Note: Where available, the PDF/Word icon below is provided to view the complete and fully formatted document
Disclaimer: The Parliamentary Library does not warrant or accept liability for the accuracy or usefulness of the transcripts. These are copied directly from the broadcaster's website.
Reserve Bank board meets amid AIG angst -

View in ParlViewView other Segments

Reporter: Stephen Long

ELEANOR HALL: Economics correspondent Stephen Long joins me now in The World Today studio to
discuss the implications of AIG's huge losses and the challenges facing the Reserve Bank as its
board meets today to deliberate on Australian interest rates.

Stephen, AIG was given a lifeline by the US Government last year - how has it managed to end up in
this position now?

STEPHEN LONG: Well, Eleanor as with all of the bailouts that we have seen so far, even the huge
amounts of money thrown in by the Government didn't go anywhere towards matching the enormous
losses and write-downs.

Basically AIG was a house of cards and it has collapsed. The problem is it did something that an
insurance company should never do and that was get into trading, speculative trading of fancy
financial products, financial derivatives and other similar contracts.

The other thing it did very unwisely is it acted as an insurer through the credit default swaps
markets for these collatorised debt obligations and other fancy products that the Wall Street banks
invented that were backed by subprime mortgages and dodgy debt.

ELEANOR HALL: We haven't seen the end of the CDO situation yet, have we?

STEPHEN LONG: Oh, no, no. The losses are still mounting and that is the problem and there is
similar issues with a lot of insurance companies it must be said. Not to the same degree of
problems that we are seeing with AIG.

But Swiss Reid which is the world's largest reinsurer, that is an insurer of insurers, has posted a
loss equivalent to about $AU2.3-billion in the last quarter and it has had to have a huge bailout
from Warren Buffett the rich investor. And there are big concerns about this insurance and
reinsurance market and that it could be the next leg down in the credit crisis.

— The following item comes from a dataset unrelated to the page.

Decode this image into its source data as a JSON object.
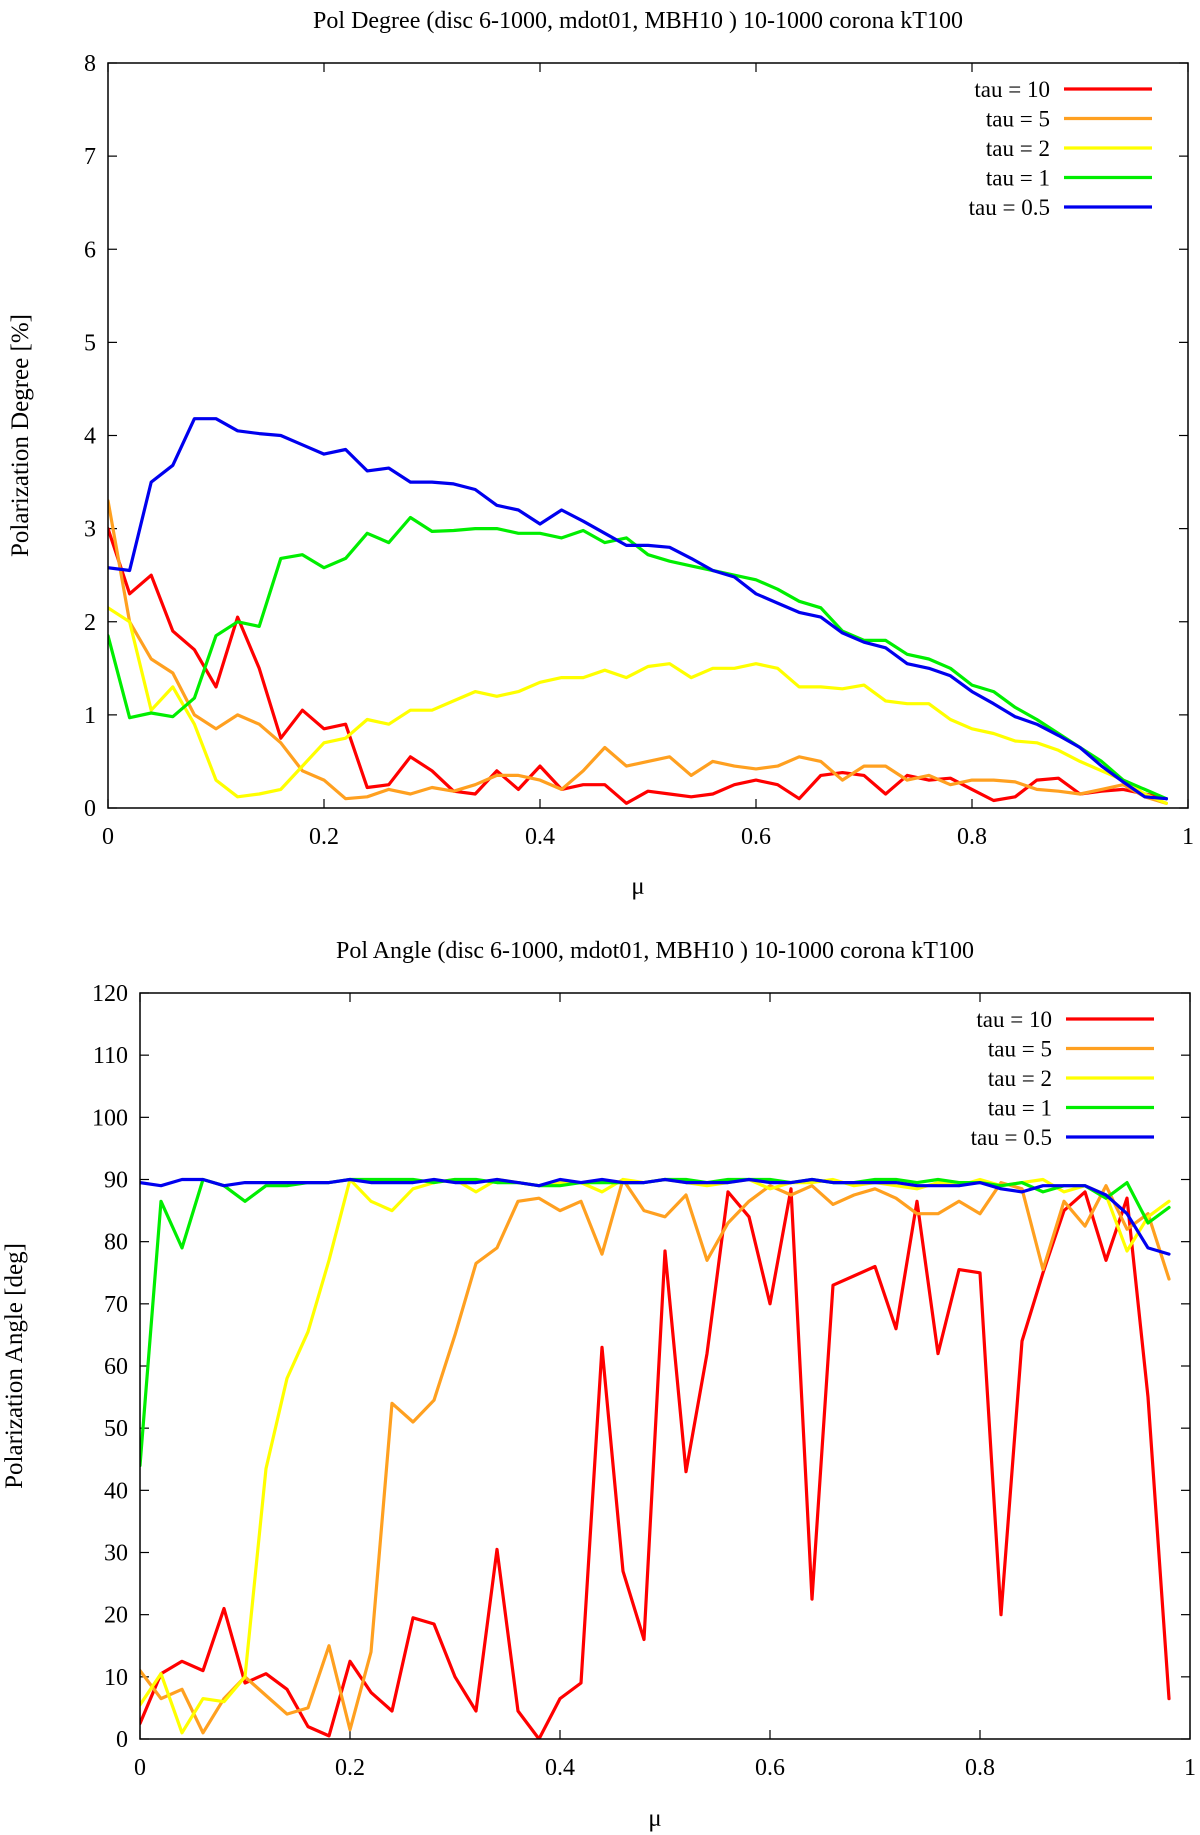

ELEANOR HALL: So what would happen if AIG or other reinsurance companies were to fail?

STEPHEN LONG: Well, it would make the collapse of Lehman Brothers last year, which sent the world
into a tailspin, look like a picnic. Basically AIG is so strategically important that it would
bring down the entire financial system were it to fail.

That is because it is a counterparty through those insurance contracts to a whole lot of products
and asses that the banks have; and so if that insurance wasn't there the losses in the banking
system would be just enormous and it would just bring down the entire financial system.

Beyond that there is a real economy effect as well because it is a major reinsurer and insurer so
if it was to fold, ships wouldn't sail, planes wouldn't fly, houses wouldn't be built, companies
wouldn't operate because they couldn't get the insurance or their insurers couldn't get backing.

And so that is why it is absolutely important and that is why the US Government really has
signalled from very, very early on in the AIG debacle that it would do anything within its power to
avoid this company failing.

ELEANOR HALL: Although that doesn't seem in any way to have reassured stock markets.

STEPHEN LONG: Well, as I said the problem is that there are just new risks emerging all the time in
these interconnected financial markets and people are seeing the link now between insurance
companies and the financial markets and it is just part of this tangled web, this terrible mess.

So yes, and HSBC shouldn't be underestimated either - a major world bank in serious trouble.

ELEANOR HALL: The board of the Reserve Bank met this morning to decide whether or not to cut
interest rates in Australia again. There seemed earlier in the week to be a wide range of views
among economists about what the bank should do, but what impact will this news about AIG have?

STEPHEN LONG: The news about AIG will have a material impact and it materially increases the
likelihood that the Reserve Bank will cut rates.

Now it is pretty clear from what Reserve Bank officials have said in their public statements and
commentary over the past few weeks that they wanted to pause. They wanted, if they at all could, to
take a break and see what impact the four percentage points of rate cuts they have already
delivered and the fiscal stimulus would have.

But each time they go into a meeting thinking we will pause or we will just cut by a little bit,
there is more bad news it seems before each meeting, and it should be borne in mind that before
many of the meetings they have had recently, they have gone in with a recommendation from staff for
a small cut and increased it.

This time they may have gone in with a recommendation for a small or zero cut. We'll see what
happens this afternoon.

ELEANOR HALL: Stephen Long, our economics correspondent. Thank you.